The Progressive Path

อาจารย์ ถิรธัมโม

The Progressive Path

On a number of occasions, the Buddha described the Path of Spiritual Practise as a spiritual progression or evolution.
[See note from the book below]

On one such occasion, in answer to the query about how to realize the cessation of I-making, he elaborated as follows:

‘A person hears the Dhamma taught by the Buddha or one of his disciples.

They gain faith and, recognizing that it is not easy to practise the teaching as a layperson, eventually go forth into the monastic life and undertake to follow the detailed moral guidelines.

They become content with robes to protect the body and almsfood to maintain bodily strength.

They develop restraint of the six senses and maintain mindfulness and full awareness regarding all bodily and verbal actions.

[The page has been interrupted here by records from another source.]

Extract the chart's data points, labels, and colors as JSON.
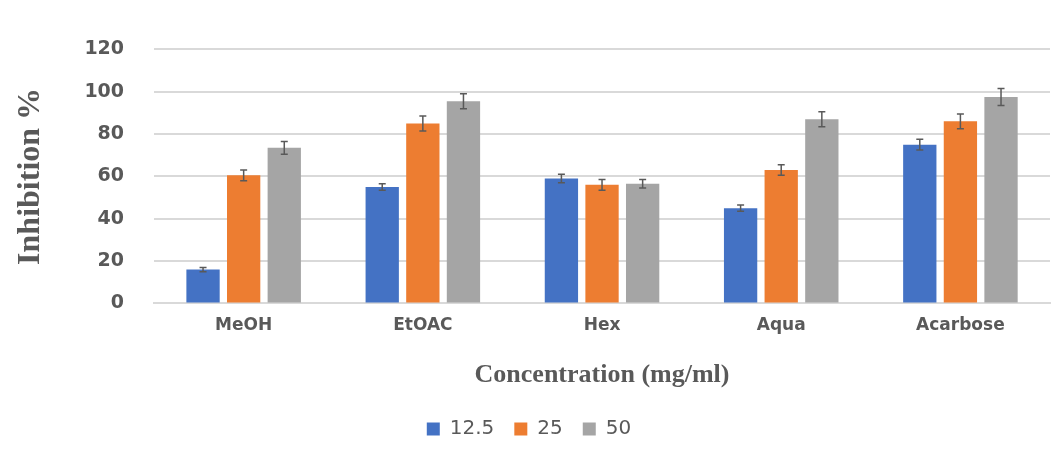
{
  "chart_data": {
    "type": "bar",
    "xlabel": "Concentration (mg/ml)",
    "ylabel": "Inhibition %",
    "categories": [
      "MeOH",
      "EtOAC",
      "Hex",
      "Aqua",
      "Acarbose"
    ],
    "series": [
      {
        "name": "12.5",
        "color": "#4472c4",
        "values": [
          16,
          55,
          59,
          45,
          75
        ],
        "errors": [
          1,
          1.5,
          2,
          1.5,
          2.5
        ]
      },
      {
        "name": "25",
        "color": "#ed7d31",
        "values": [
          60.5,
          85,
          56,
          63,
          86
        ],
        "errors": [
          2.5,
          3.5,
          2.5,
          2.5,
          3.5
        ]
      },
      {
        "name": "50",
        "color": "#a5a5a5",
        "values": [
          73.5,
          95.5,
          56.5,
          87,
          97.5
        ],
        "errors": [
          3,
          3.5,
          2,
          3.5,
          4
        ]
      }
    ],
    "ylim": [
      0,
      120
    ],
    "yticks": [
      0,
      20,
      40,
      60,
      80,
      100,
      120
    ],
    "grid": "y",
    "legend": "bottom"
  }
}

They retire to a solitary place and cleanse the mind of the Five Hindrances.

With a mind free of the hindrances, they proceed to develop the four fine-material absorptions and then direct the mind to the waning of the Outflows (of selfhood).

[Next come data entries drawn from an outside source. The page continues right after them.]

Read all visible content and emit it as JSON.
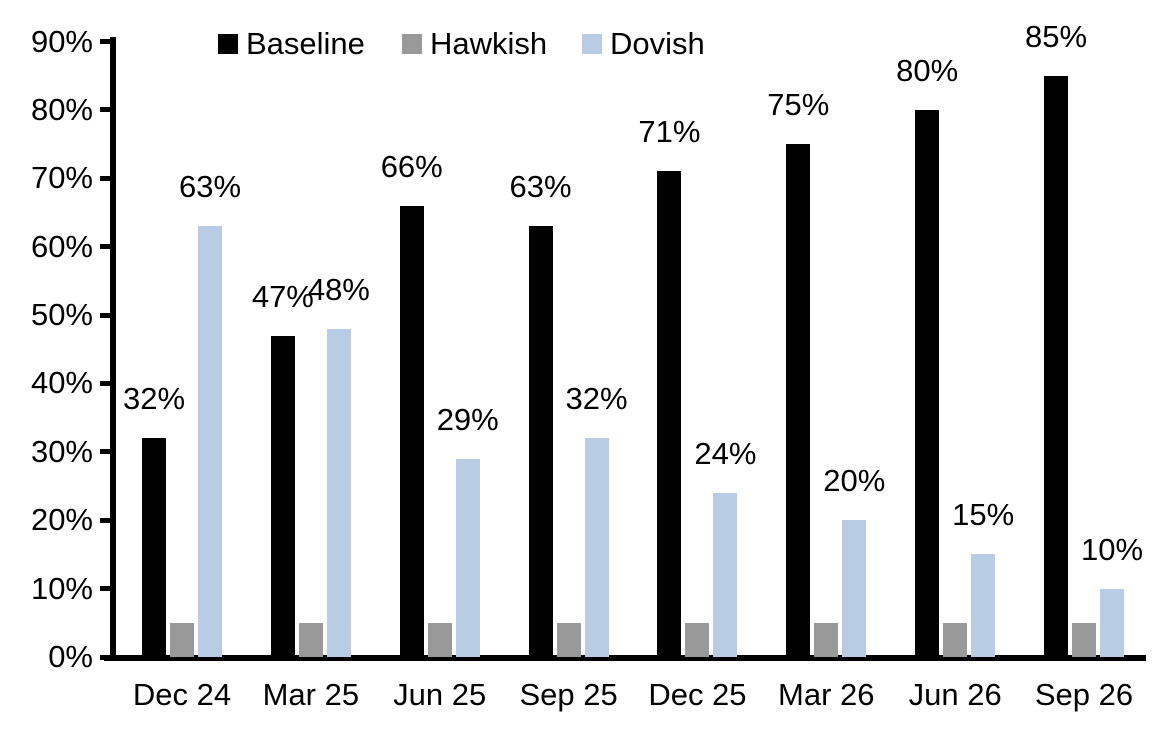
{
  "chart_data": {
    "type": "bar",
    "title": "",
    "xlabel": "",
    "ylabel": "",
    "categories": [
      "Dec 24",
      "Mar 25",
      "Jun 25",
      "Sep 25",
      "Dec 25",
      "Mar 26",
      "Jun 26",
      "Sep 26"
    ],
    "series": [
      {
        "name": "Baseline",
        "color": "#000000",
        "values": [
          32,
          47,
          66,
          63,
          71,
          75,
          80,
          85
        ],
        "value_labels": [
          "32%",
          "47%",
          "66%",
          "63%",
          "71%",
          "75%",
          "80%",
          "85%"
        ]
      },
      {
        "name": "Hawkish",
        "color": "#999999",
        "values": [
          5,
          5,
          5,
          5,
          5,
          5,
          5,
          5
        ],
        "value_labels": [
          null,
          null,
          null,
          null,
          null,
          null,
          null,
          null
        ]
      },
      {
        "name": "Dovish",
        "color": "#B8CCE4",
        "values": [
          63,
          48,
          29,
          32,
          24,
          20,
          15,
          10
        ],
        "value_labels": [
          "63%",
          "48%",
          "29%",
          "32%",
          "24%",
          "20%",
          "15%",
          "10%"
        ]
      }
    ],
    "ylim": [
      0,
      90
    ],
    "yticks": [
      {
        "label": "0%",
        "value": 0
      },
      {
        "label": "10%",
        "value": 10
      },
      {
        "label": "20%",
        "value": 20
      },
      {
        "label": "30%",
        "value": 30
      },
      {
        "label": "40%",
        "value": 40
      },
      {
        "label": "50%",
        "value": 50
      },
      {
        "label": "60%",
        "value": 60
      },
      {
        "label": "70%",
        "value": 70
      },
      {
        "label": "80%",
        "value": 80
      },
      {
        "label": "90%",
        "value": 90
      }
    ],
    "grid": false,
    "legend_position": "top"
  }
}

Through the direct knowing of the Four Noble Truths and the cessation of the Outflows, the mind is liberated.’
M.III,33f summarised

This is the ideal path of practice as envisioned by the Buddha.

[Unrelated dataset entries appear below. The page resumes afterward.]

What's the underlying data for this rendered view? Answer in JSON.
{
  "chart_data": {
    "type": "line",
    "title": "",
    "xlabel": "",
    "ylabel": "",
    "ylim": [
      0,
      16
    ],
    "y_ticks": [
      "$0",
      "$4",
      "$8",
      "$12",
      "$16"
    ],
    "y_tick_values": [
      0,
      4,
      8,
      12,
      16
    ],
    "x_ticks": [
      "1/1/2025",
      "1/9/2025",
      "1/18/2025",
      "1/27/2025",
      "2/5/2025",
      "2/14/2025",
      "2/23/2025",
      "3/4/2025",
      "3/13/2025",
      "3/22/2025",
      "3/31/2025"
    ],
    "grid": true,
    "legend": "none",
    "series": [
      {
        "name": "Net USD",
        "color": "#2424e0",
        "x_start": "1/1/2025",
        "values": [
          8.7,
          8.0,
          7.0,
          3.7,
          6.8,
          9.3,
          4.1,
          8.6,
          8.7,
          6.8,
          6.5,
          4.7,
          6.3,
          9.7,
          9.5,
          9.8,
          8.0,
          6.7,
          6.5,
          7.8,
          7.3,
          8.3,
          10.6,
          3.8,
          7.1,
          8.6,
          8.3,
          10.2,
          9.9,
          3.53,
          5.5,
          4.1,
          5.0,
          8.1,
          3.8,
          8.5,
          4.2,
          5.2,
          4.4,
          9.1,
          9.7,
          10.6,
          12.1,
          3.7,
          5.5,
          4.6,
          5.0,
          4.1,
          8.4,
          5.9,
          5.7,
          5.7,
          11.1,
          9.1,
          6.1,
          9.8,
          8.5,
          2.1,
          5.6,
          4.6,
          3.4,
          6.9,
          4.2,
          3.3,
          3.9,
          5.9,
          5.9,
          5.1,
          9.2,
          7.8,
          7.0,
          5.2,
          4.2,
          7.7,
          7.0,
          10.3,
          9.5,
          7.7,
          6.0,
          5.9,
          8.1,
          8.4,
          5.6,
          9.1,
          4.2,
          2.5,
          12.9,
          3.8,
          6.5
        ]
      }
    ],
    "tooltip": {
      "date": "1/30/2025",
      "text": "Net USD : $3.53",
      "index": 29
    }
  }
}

He went on to say that it is by knowing and seeing thus that I-making, mine-making and the underlying disposition to conceit are uprooted, which is equivalent to directly knowing the Four Noble Truths and liberation from the three Outflows.

Since the Buddha was addressing monastics, the path of practice is modelled on that lifestyle.

However, there are common principles applicable to anyone interested in spiritual practice.

These begin with faith in the teaching, which leads to earnestness in undertaking refined moral training, and proceeds to the principles of contentment with simple living, restraint of the senses, and the training in mindfulness and full awareness.

This is then the basis for training the mind in collectedness and contemplation of the Four Noble Truths and the three Outflows, resulting in liberation.

In the present time, most spiritual aspirants are ‘self-taught’ or ‘do-it-yourself’ practitioners. The self-taught student needs to be particularly vigilant and astute, especially due to the insidious power of self-referencing and self-deception.

We can easily find ourselves choosing the easy, self-supporting option of spiritual practice, rather than developing a more comprehensive approach, one that involves practices that are challenging and difficult for our self.

A helpful reminder at this juncture is that anything our self finds challenging (within reason) is very likely ‘good practice’, because it is our self-satisfaction that is being challenged.

This Buddhist Path of Spiritual Practice is a very practical, step- by-step approach to spiritual development, providing a stable and comprehensive foundation, leading to a direct realization of liberation.

This reflection by Ajahn Thiradhammo is from the book, Beyond I-Making, (pdf) pp. 177-179.

Note from the book:
This general outline is presented in many places in the Pali Canon, sometimes with alterations (MN.27, MN.38, MN.39, MN.51, MN.53, MN.107, MN.125). The version in DN. 2ff also includes many similes.

In a different context, another form of ‘spiritual evolution’ is outlined; that is, associating with worthy people nourishes listening to the true teachings, this nourishes faith … appropriate attention … mindfulness and clear comprehension … sense restraint … practising the three ways of right conduct … the four attendings with mindfulness … the seven factors of awakening, arriving at true knowledge and liberation (A.V,115).